Algeria’s ailing, 81-year-old president, Abdelaziz Bouteflika, announced his candidacy for a fifth term last month in the quietest manner possible, issuing a statement to the state news agency. Given his health problems, which have kept him largely out of the public eye in recent years, analysts speculated that Bouteflika was incapable of launching his re-election bid any other way.
The response by Algerians, however, has been anything but quiet. In recent days, they’ve taken to the streets in the biggest protests in Algeria since the Arab uprisings of 2011, and the government is bracing for more large-scale mobilizations. Radio France Internationale reported on Friday that police were deployed at major government buildings in the capital, Algiers, and were also patrolling the city’s main roads.
Writing for The Washington Post, M. Tahir Kilavuz, a political scientist at the University of Notre Dame, argues that the protests are not anti-regime so much as anti-Bouteflika. There is no real chance of another candidate winning the presidential election planned for April 18, and Algerians resent the prospect of being governed, at least officially, for another five years by a man who is visibly not up to the job. “If the regime decided on another consensus candidate who is not a contentious figure,” Kilavuz writes, “we probably would not see such protests.”

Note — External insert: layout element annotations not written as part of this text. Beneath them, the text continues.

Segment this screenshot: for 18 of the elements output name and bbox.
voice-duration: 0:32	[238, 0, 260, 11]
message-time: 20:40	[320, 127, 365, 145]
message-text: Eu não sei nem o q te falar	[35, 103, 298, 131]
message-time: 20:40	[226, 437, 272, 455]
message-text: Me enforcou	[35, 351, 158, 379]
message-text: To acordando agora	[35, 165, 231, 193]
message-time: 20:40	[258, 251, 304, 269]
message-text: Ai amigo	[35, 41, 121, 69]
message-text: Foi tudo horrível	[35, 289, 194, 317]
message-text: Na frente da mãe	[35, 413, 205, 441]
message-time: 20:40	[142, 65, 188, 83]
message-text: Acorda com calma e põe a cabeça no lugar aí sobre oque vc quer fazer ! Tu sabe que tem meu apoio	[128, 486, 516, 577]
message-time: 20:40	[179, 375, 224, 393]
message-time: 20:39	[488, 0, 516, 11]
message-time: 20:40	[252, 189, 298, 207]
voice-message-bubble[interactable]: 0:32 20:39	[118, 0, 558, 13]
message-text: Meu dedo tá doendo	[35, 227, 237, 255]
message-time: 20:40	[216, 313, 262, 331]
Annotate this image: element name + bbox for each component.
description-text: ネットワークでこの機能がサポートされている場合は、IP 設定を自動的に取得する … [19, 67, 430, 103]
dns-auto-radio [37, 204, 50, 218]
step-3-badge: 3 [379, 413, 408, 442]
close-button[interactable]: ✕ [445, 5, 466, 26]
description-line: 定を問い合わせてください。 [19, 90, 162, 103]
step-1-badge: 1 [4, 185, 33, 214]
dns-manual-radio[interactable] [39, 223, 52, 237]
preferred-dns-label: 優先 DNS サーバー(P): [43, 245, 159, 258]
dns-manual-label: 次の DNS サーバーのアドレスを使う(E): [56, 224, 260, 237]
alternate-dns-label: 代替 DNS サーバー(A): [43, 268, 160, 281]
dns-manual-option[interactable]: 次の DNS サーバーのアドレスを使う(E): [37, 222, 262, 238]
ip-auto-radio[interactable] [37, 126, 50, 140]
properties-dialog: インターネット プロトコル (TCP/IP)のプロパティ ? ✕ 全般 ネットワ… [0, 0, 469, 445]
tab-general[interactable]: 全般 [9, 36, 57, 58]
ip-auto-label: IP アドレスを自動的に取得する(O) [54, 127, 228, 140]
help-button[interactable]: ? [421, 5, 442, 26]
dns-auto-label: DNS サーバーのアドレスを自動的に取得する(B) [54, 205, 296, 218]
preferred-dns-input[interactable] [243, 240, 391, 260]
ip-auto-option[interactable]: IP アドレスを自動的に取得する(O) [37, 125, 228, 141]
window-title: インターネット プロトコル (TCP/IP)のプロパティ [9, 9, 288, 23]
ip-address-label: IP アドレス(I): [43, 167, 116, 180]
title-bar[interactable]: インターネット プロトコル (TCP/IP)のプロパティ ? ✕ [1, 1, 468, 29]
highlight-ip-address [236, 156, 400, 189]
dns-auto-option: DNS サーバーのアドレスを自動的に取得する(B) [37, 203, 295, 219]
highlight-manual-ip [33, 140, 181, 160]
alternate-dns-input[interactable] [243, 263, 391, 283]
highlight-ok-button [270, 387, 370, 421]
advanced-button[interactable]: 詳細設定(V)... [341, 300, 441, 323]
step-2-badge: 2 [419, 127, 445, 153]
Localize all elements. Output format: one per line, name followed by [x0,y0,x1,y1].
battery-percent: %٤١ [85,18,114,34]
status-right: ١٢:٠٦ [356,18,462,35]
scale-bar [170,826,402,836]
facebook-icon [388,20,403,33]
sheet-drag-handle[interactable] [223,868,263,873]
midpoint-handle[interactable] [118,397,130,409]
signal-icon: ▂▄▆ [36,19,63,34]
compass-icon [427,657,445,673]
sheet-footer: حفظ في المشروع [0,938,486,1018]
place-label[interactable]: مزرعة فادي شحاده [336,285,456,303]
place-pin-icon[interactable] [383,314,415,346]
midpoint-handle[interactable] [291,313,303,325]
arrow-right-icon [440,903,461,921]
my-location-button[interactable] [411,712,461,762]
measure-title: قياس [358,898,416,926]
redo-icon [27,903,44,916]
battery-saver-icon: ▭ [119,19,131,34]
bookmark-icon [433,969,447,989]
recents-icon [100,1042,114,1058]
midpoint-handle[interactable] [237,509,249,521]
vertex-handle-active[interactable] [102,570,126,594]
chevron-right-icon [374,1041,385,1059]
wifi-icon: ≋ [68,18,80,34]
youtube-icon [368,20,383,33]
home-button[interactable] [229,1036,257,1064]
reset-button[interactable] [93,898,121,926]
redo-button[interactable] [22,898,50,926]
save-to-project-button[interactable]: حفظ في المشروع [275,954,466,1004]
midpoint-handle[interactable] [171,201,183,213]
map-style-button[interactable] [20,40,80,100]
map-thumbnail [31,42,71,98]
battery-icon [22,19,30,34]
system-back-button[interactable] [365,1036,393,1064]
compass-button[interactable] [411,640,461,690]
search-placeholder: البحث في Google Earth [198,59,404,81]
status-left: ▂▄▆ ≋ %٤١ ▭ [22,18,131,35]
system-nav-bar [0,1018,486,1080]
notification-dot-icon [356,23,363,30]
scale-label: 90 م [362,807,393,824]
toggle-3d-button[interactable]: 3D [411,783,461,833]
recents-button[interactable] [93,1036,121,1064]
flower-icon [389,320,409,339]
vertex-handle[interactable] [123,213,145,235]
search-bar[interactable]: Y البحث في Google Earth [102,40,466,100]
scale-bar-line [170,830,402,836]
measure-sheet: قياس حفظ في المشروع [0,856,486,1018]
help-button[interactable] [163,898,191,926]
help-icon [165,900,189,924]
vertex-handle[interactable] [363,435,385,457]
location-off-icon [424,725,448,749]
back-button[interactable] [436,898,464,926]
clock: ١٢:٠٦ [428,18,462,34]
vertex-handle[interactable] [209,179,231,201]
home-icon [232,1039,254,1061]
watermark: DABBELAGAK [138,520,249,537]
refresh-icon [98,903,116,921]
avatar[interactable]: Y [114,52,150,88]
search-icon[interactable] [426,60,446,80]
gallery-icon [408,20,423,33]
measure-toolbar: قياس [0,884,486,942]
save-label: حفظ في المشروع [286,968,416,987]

Others have taken issue with this interpretation, though. Journalist Hamdi Baala, reporting from Algiers, wrote on Twitter on Thursday that the slogans at protests he’s attended “were not just against Bouteflika but against the entire regime.” He said popular chants have included “A free and democratic Algeria” and “The people want to change the regime.”
There has already been speculation that the protests could morph into something larger, perhaps even a “next Arab uprising.” Whether that happens will largely be dictated by the government’s response. This week, security forces showed signs of wanting to curb the protests, arresting 40 journalists, including one who plans to run against Bouteflika. But repressive tactics could backfire by stoking public anger even further.
The country’s leaders, meanwhile, don’t seem inclined to deviate from their current course. According to Bouteflika’s campaign manager, the president formally submitted his re-election papers on Sunday.